While police are trained in the art of prevention, the best form of prevention should be found at source — in this case, the football clubs.

Michael DeSilva is right to transfer a degree of responsibility on to the Bermuda Football Association and the clubs that are governed by it.

For without them, Sunday does not happen.

Without them, the shooting at the very same Somerset Cricket Club in the wake of a cup final in November 2014 featuring the very same teams does not happen.

Without them, the murder of Rickai Swan at Southampton Rangers Sports Club does not happen.

It is notable that two months after he was acquitted of the Somerset shooting that left four men injured, Shantoine Burrows shot and killed Swan, and now awaits a life sentence — it is to be hoped without parole.

The most damning common denominator here, which is also the belief of the police, is that the violence stems from whom the clubs allow to represent them and to grace their properties.

It is virtually impossible for bad seeds to produce the finest cassava.

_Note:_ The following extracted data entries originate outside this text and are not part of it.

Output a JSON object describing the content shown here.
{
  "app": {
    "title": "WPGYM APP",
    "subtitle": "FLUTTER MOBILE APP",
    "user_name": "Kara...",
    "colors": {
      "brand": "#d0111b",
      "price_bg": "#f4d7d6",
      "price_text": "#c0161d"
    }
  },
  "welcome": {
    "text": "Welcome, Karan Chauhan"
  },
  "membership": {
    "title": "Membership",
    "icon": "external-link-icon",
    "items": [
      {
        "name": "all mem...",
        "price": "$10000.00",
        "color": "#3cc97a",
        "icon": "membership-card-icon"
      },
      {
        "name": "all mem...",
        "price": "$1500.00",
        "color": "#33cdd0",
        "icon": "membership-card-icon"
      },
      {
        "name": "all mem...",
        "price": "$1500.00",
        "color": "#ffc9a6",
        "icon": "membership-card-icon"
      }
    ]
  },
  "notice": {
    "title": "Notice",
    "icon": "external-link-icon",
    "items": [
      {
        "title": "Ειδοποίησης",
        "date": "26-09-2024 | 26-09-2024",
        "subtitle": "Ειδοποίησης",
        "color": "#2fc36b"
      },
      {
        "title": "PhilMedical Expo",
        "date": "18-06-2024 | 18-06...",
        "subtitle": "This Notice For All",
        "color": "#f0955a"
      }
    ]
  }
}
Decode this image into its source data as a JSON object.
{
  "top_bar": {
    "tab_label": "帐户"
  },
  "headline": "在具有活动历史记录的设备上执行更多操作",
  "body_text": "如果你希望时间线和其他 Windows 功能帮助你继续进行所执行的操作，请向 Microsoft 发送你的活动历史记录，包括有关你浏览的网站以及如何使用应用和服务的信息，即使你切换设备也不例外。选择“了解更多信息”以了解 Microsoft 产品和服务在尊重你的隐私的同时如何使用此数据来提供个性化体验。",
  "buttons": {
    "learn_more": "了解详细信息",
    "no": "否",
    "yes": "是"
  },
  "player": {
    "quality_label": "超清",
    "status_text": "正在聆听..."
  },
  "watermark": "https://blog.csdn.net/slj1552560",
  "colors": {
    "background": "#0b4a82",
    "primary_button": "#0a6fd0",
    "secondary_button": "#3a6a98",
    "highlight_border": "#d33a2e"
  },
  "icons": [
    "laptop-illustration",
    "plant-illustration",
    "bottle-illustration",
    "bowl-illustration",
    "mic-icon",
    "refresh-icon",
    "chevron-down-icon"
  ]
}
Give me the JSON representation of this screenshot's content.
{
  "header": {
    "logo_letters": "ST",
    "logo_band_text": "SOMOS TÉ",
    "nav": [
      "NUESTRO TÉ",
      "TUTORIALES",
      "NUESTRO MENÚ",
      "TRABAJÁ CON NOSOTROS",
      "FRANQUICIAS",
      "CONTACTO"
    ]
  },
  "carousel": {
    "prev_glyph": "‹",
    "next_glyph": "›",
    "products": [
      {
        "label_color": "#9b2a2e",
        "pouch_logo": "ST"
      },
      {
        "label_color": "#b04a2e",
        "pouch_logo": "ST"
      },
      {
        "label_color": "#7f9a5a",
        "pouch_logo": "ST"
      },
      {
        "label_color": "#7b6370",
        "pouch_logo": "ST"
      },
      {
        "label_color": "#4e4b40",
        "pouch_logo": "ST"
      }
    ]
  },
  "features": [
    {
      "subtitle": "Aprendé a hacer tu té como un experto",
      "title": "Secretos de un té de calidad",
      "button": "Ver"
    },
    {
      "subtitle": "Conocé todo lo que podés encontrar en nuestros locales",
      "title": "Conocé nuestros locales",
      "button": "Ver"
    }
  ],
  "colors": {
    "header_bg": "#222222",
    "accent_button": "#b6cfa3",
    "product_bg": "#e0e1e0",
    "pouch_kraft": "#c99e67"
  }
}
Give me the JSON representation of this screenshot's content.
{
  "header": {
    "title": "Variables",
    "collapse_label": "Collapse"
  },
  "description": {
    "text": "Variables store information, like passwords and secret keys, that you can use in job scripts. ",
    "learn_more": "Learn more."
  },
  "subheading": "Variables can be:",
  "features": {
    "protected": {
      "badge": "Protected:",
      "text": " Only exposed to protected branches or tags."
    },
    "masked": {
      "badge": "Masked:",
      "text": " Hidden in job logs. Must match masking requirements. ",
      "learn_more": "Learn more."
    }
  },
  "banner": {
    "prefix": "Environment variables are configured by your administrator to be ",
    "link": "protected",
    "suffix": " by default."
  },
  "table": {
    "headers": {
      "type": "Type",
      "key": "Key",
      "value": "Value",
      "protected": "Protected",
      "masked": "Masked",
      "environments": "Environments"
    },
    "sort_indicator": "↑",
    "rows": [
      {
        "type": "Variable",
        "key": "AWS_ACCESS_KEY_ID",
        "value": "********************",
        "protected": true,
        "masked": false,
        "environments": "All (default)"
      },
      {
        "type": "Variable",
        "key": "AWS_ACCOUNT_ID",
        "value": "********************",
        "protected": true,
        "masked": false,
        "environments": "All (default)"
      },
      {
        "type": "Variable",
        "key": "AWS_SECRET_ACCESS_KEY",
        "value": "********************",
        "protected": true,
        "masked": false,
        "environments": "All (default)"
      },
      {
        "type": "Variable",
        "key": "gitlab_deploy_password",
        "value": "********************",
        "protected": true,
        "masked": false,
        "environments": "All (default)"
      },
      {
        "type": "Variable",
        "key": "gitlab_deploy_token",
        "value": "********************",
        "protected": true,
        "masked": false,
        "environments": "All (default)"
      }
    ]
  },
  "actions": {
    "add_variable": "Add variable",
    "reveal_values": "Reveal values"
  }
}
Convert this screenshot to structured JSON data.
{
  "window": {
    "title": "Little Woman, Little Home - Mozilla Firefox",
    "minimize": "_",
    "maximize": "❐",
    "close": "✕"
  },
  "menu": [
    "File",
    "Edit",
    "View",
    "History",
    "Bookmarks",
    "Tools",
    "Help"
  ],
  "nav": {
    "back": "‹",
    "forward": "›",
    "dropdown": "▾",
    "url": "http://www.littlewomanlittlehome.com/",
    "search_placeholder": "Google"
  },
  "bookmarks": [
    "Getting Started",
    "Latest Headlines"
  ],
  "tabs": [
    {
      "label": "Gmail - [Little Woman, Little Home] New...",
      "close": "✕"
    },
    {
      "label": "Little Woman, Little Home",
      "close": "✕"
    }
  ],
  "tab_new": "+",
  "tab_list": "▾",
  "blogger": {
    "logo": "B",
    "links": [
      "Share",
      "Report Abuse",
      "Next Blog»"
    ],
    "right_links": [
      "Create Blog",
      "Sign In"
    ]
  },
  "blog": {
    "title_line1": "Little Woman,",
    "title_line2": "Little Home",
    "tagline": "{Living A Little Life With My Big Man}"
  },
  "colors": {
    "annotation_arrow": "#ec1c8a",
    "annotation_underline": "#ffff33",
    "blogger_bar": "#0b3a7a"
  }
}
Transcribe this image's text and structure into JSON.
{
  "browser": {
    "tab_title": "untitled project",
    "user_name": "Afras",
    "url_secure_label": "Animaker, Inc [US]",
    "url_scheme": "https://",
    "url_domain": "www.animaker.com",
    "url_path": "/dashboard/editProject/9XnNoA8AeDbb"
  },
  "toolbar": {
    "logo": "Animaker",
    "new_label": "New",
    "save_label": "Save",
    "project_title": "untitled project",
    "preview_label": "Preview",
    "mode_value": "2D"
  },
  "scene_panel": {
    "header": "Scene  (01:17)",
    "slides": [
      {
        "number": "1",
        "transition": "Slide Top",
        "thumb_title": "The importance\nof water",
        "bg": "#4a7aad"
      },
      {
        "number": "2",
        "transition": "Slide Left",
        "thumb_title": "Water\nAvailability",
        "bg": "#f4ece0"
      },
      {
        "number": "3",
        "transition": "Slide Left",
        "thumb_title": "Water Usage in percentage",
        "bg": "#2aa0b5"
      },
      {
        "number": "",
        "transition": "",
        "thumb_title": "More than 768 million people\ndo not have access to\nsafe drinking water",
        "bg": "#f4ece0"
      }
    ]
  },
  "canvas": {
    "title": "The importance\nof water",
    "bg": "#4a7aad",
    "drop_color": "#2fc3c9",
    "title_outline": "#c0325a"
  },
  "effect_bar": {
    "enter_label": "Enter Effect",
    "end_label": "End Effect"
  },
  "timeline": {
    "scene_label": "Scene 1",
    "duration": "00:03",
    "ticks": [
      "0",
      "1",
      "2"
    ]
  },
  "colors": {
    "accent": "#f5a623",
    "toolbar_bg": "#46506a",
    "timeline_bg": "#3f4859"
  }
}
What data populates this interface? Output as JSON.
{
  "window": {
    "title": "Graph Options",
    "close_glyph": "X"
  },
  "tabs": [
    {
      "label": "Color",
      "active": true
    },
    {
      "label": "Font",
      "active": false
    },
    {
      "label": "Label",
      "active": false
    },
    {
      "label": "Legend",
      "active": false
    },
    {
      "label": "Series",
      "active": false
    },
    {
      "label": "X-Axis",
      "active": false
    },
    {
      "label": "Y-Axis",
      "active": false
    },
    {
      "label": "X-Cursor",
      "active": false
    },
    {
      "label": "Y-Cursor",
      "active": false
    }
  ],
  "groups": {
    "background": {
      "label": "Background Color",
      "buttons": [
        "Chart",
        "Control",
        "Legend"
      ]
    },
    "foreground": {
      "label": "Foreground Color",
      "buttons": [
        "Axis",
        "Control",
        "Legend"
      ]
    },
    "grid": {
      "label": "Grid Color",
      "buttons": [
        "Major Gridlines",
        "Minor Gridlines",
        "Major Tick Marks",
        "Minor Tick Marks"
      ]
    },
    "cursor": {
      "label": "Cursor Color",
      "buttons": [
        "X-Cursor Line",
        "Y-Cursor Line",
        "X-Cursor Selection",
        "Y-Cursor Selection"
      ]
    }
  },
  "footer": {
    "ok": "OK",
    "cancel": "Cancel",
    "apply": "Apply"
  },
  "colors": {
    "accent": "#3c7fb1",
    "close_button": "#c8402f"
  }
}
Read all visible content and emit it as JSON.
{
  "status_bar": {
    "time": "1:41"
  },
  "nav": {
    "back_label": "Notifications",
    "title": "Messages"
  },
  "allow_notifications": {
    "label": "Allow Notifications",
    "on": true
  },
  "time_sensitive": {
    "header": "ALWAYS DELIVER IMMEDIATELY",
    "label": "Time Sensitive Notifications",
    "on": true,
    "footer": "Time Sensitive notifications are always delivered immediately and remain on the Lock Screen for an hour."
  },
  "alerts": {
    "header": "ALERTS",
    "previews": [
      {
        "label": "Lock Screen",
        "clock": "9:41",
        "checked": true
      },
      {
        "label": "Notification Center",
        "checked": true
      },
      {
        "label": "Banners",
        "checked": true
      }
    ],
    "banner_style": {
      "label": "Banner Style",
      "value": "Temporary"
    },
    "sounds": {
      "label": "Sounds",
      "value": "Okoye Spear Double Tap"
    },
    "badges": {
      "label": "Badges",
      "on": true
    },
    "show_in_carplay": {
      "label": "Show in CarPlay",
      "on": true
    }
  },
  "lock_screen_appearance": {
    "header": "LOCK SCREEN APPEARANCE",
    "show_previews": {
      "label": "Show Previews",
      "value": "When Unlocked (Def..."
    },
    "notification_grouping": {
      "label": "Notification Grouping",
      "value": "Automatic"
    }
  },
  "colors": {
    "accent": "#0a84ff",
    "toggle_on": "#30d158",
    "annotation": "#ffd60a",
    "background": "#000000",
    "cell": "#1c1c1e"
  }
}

What kind of Christmas would that be?

The fit and proper persons test needs to be exercised thoroughly and consistently so that these bad seeds do not take root in club life. For the more common they become, the harder it is to distinguish one from the other, and then the behaviour permeates our culture and becomes acceptable.

It may have already done so to a debilitating effect.

That is where football is. That is where cricket is. Two “black” sports undermined by the very same people they aim to provide an outlet.

So the clubs and the coaches within those clubs need to adopt a hard line. Know the element within your clubs and patently refuse access to those who are known to involve themselves in the gang lifestyle or those whose poor choice of friends results in them being associated with such.

If that means your teams struggle for a spell, let them struggle.

The victims here are many. Included among them, unfortunately, are those said to be trying to turn their lives around. However, they, too, need a spell out of the limelight, involving themselves in activities that do not require them to be in the public glare. For to do so puts at risk everyone around them.

“Clubs should also be mindful of the need to consider excluding persons involved in the gang lifestyle from their team rosters, as to not do so not only puts the rest of the team at risk, it also potentially exposes the club to liability should things go wrong.”

Those were the comments from assistant police commissioner Martin Weeks in the first attempt at damage limitation from the men in blue. But he is right and so, too, is the commissioner.

It is a harsh price to pay for those who have seen the error of their ways, but it is the right price to pay, one that is far less damaging than the ultimate price — one’s life.